Annabelle suspirou, desviando o olhar para o céu azul que se estendia além do jardim. O peso das expectativas familiares pairava sobre ela, como uma sombra, e ela sabia que, embora o que estivesse por vir fosse uma grande mudança, não seria uma escolha inteiramente sua. Desde pequena, o destino de sua vida parecia já traçado pelas expectativas de seu pai e pela pressão da sociedade, e aquele momento não seria diferente.

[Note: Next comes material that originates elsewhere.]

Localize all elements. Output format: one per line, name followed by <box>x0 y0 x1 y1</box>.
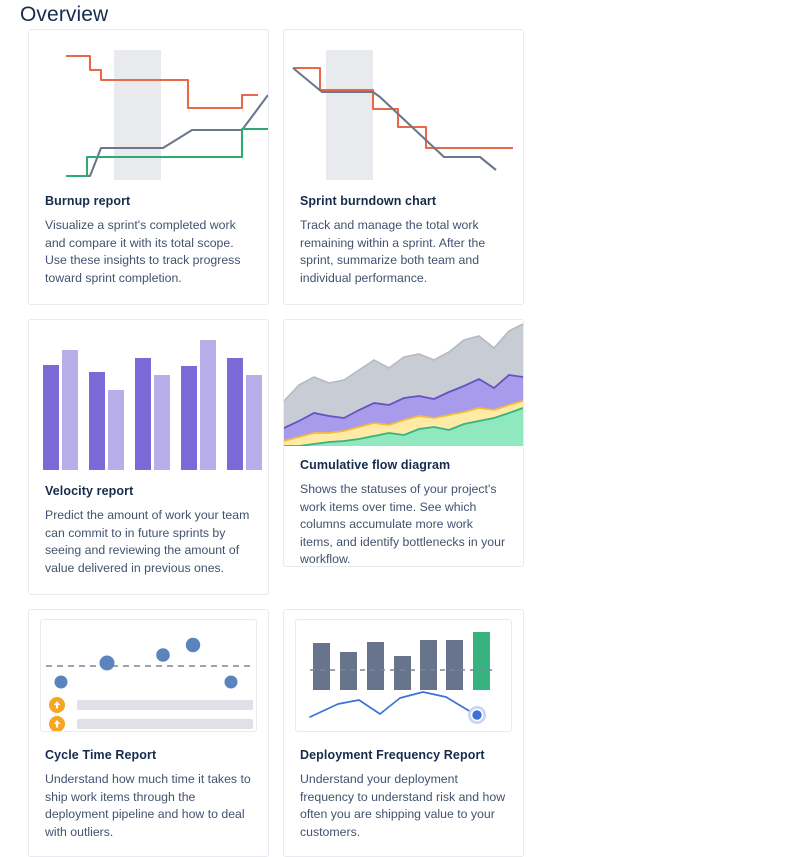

— Não fique nervosa, Anna. –  Felicity, com sua calma característica, tentou tranquilizá-la, oferecendo um sorriso reconfortante. — O Sr. Bonnet não escolheria um mal pretendente para você. –  Ela pausou por um instante, como se quisesse lhe dar segurança antes de continuar. — Quando aquele Barão inglês quis cortejá-la, o Sr. Bonnet não permitiu, e, semanas depois, foi descoberto que ele tinha um temperamento violento. Ouvi dizer que tentou agredir uma jovem por não querer dançar com ele.

Annabelle não pôde evitar um arrepio. Ela se lembrou do Barão inglês, cujas investidas haviam sido cortadas de forma abrupta e sem apelo. As palavras de Felicity trouxeram-lhe algum alívio, mas a incerteza ainda pairava sobre ela. O medo de ser novamente pressionada a seguir um caminho que não escolhera nunca a deixava completamente à vontade, e essa nova situação parecia ser mais uma prova de que sua liberdade era limitada.